Mendapat informasi mengenai inovasi tersebut, kami diundang oleh Kementerian Pendidikan dan Kebudayaan untuk menceritakan mengenai inovasi itu di Jakarta pada 26 Juli 2018. Peserta antusias, sekaligus memuji Tim Inovasi Malinau yang mulai melakukan perubahan mengajar di kelas awal. Jika selama ini pembelajaran berfokus pada buku, kini beralih ke media.

Jarang ada kesempatan seperti ini. Seorang guru SD nun jauh di pedalaman Kalimantan, bisa diundang dan presentasi di Jakarta. Mula-mula bergetar rasanya. Seluruh badan kaku. Lidah juga kelu. Namun, setelah berdoa pada Tuhan agar diteguhkan, saya presentasi. Di akhir presentasi, saya mendengar riuh rendah tepuk tangan hadirin.

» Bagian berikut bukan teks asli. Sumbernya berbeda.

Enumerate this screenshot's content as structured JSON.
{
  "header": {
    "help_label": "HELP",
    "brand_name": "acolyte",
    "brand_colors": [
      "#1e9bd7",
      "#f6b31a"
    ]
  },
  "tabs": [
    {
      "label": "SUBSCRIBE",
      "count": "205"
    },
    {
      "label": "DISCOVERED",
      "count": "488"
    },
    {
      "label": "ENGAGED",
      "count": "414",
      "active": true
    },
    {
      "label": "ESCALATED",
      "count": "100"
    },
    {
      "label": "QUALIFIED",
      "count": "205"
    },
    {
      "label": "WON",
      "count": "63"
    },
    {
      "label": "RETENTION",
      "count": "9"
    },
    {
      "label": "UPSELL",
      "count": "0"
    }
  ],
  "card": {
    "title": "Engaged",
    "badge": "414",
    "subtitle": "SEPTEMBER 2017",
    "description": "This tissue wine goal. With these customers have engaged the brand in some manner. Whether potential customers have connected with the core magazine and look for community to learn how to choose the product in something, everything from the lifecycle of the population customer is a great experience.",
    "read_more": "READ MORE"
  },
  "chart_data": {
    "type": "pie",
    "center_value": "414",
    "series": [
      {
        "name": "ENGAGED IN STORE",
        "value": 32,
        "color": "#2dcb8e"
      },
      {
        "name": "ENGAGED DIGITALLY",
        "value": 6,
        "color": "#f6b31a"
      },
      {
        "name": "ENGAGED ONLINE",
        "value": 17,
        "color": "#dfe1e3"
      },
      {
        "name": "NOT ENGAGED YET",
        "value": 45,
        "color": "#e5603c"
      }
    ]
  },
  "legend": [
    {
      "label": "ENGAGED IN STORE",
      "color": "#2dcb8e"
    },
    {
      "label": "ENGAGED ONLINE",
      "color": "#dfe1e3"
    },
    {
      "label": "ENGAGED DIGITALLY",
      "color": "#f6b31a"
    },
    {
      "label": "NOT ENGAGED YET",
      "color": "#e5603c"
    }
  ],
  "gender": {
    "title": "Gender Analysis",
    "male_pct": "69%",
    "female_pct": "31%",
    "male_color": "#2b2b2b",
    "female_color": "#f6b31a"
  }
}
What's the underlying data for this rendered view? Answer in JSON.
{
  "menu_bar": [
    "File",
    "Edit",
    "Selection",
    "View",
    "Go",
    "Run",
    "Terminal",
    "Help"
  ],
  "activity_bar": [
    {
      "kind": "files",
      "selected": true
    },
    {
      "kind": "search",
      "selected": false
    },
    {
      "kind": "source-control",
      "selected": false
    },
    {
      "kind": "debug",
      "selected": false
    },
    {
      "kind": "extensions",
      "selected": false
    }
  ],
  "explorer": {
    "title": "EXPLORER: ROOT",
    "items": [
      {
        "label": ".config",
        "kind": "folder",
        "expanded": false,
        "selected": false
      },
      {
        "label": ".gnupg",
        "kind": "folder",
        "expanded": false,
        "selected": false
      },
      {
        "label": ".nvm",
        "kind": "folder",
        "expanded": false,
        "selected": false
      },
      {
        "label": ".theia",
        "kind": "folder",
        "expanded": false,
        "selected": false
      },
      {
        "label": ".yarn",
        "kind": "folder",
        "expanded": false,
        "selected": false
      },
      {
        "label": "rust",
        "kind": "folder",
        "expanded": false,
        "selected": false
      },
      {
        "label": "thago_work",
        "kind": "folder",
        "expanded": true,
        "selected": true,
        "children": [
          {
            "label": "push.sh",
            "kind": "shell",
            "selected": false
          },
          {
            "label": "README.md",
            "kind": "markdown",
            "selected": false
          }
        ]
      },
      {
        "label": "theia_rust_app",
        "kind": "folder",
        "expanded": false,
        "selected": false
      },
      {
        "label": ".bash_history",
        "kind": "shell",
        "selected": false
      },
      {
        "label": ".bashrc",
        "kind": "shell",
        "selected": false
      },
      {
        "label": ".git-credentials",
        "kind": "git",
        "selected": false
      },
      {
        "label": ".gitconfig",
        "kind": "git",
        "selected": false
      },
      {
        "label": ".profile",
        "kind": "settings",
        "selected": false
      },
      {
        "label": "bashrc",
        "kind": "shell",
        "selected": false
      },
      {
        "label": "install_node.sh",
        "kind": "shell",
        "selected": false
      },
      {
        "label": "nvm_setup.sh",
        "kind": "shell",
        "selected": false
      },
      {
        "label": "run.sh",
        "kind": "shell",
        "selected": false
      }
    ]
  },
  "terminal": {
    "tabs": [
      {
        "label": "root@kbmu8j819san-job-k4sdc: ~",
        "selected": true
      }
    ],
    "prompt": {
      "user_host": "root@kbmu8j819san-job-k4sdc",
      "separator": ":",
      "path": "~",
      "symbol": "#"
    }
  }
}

Hal yang membesarkan hati saya adalah bahwa pihak Kementerian menyatakan, temuan ini dapat menjadi contoh bagi daerah lain untuk mencipta dan menggunakan media pembelajaran yang mudah dan murah yang sesuai dengan situasi dan kondisi lingkungan belajar setempat.

Meneladani ayah mertua, STP, saya berusaha menjadi guru yang kreatif dan inovatif.

Jika tidak berada dan tumbuh dalam keluarga besar, tidak mungkin saya menjadi seperti sekarang ini. Semuanya berkontribusi. Suami, anak-anak, saudara kandung, saudara ipar, dan terlebih ayah mertua yang senantiasa semangatnya hidup menyala dalam keluarga besar.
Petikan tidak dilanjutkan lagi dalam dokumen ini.